Right now, there is no complete story of how actual remote login should work, in contrast to what you have discovered already works rather well: sharing your screen. The main reason for this is that the problems they introduce that needs solving are fundamentally different, and the needed solutions will likely be different too.
For example, when a user shares the screen, they are already by the computer, and there should be no way possible for an application to taking over the control of or share the content the system, without the user having explicit control. As you know, this problem has been solved by making both screen sharing and remote control part of the xdg-desktop-portal API family. A central point to these APIs are that each action where the user share something critical or personal, it should be an explicit choice, and we’ve gone great lengths in designing these APIs in ways that deliver this. This means for example screen sharing lets the user explicitly share the content to be shared, or the file being shared, in contrast to on/off permission toggles for “screen access” or “file access”, as the latter tends to work poorly in protecting private data.

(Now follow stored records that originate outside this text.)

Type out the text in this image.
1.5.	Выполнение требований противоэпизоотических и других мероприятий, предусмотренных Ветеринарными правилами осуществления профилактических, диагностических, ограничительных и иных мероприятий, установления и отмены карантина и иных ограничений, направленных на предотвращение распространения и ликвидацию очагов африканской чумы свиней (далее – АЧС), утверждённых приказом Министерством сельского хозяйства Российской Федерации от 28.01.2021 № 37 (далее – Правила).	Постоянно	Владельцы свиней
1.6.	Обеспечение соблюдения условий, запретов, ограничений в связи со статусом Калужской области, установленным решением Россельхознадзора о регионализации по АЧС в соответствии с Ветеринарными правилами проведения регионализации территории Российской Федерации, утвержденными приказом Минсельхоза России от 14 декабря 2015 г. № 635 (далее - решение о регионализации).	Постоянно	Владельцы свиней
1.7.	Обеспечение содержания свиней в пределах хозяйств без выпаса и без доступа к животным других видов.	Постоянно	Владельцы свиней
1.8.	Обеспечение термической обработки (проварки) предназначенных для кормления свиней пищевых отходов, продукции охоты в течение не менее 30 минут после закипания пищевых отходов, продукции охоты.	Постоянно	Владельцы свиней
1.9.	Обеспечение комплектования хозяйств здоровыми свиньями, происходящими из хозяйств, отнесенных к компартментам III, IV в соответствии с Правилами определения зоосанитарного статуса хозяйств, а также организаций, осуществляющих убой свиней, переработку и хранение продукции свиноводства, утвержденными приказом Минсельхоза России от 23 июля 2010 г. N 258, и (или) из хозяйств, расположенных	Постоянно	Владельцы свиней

So while this works fairly well for use cases when the computer itself has someone in front of it that can be in physical control, these solutions don’t work very well when noone is there, which tends to be the case with remote login functionality.
Instead, remote functionality comes with its own unique set of problems. With remote login, I see two fundamental things that needs careful considerations:
-
Continuing a session remotely must without doubt make sure that the physical session is not unlocked or turned on. Logging into your machine at the office from home should not allow colleagues in the office see what you are doing.
-
Remote login might have to actually start a new session as you might not have been logged in to begin with.
I’m not sure the portal APIs are a good fit for these use cases - both have no users physically present, and the latter sits on a completely different level in the system than portals; it must be a system component rather than something running inside a users session. The level of trust one needs to place on such a component is also fundamentally different from “applications”, which in a way invalidates the usefulness of portals.
Right now, GNOME Remote Desktop, which I suspect is what was being referred to regarding interactive/password things in the mailing list, only supports the use cases that you know already are supported by the portal APIs, but there are plans to expand functionality to allow the use cases you describe. The rough plan is this:
- Allow remote login to fully persistantly running headless sessions
This would mean a user session would contain a running GNOME session, using mutters headless mode in which it will not attempt to interact with input devices or monitors. The only way a user would interact with it is via a remote desktop service. The session would launched on boot, or manually via Cockpit/ssh or something similar.
This is somewhat possible already; one can with some effort launch a session like this, but it’s not yet supported properly, but hopefully will be relatively soon. This is the easiest possible solution, as it avoids both problems listed earlier.
- Allow making a headfull session headless, and a headless session headfull.
This would mean a user logged in to a machine physically, later locked it, and while the session was locked, logged in remotely. When logged in remotely, the display server would swich mode to fully headless, making sure input and output devices would not be interacted with. Implementing support in the display server to toggle between being headless and headfull is probably not very difficult, but needs to be done.
However, with this there are a few open questions and implementation details that are unsolved: taking back of the physical session should require unlocking; this means the display server must present an unlockscreen while being “headless”. This is more complicated than toggling between headless and headfull, since it involves two isolated presentation spaces that must not accidentally end up in the wrong place.
- Allow remote login and multi user systems.
This is a different type of problems than the other two; it would need a remote desktop service running on the system level that can take care of user selection, logging in, session launching, as well as handing over remote desktop connection to user sessions. I imagine this either needs integration with the gdm greeter, or logind itself, depending on how a login screen should work. As for how it would work past the login phase, I imagine it would be more or less the same as step 2 or step 1, depending on whether physical access would be needed.
I see three options for wider remote desktop service support beyond the existing screen sharing support via portals:
a) Twist and turn the portal APIs to handle the use cases where the user of the API is a more of a system component than an application. Personally I don’t think this is necessarily a good path to take, as it’s not the use case portals were designed to handle.
b) Start using private/unstable GNOME API and handle the consequences. Also not a very good choice IMHO, it wouldn’t be cross DE, thus require custom solutions for the same fundamental problem. On the other hand, it’d get access new features faster, as it’s less hindered by stability promises etc.
c) Create a new API under the org.freedesktop. prefix, and make it an xdg-spec under https://gitlab.freedesktop.org/xdg/xdg-specs/. Personally, I think this is the best path forward; it might even make GNOME Remote Desktop usable in places that doesn’t implement the private GNOME APIs it uses, would it also support this API. Such an API I imagine would make different assumptions about trust compared to the portal APIs, while also making it impossible to used by regular applications, ensuring it wouldn’t be abused. I also assume it would make use of the same lower level technologies as both the GNOME APIs and portals, such as PipeWire for actual screen casting, and eventually libei for virtual input devices. I have no such API sketched out anywhere other than my head, but if there is interest, I could scribble it down.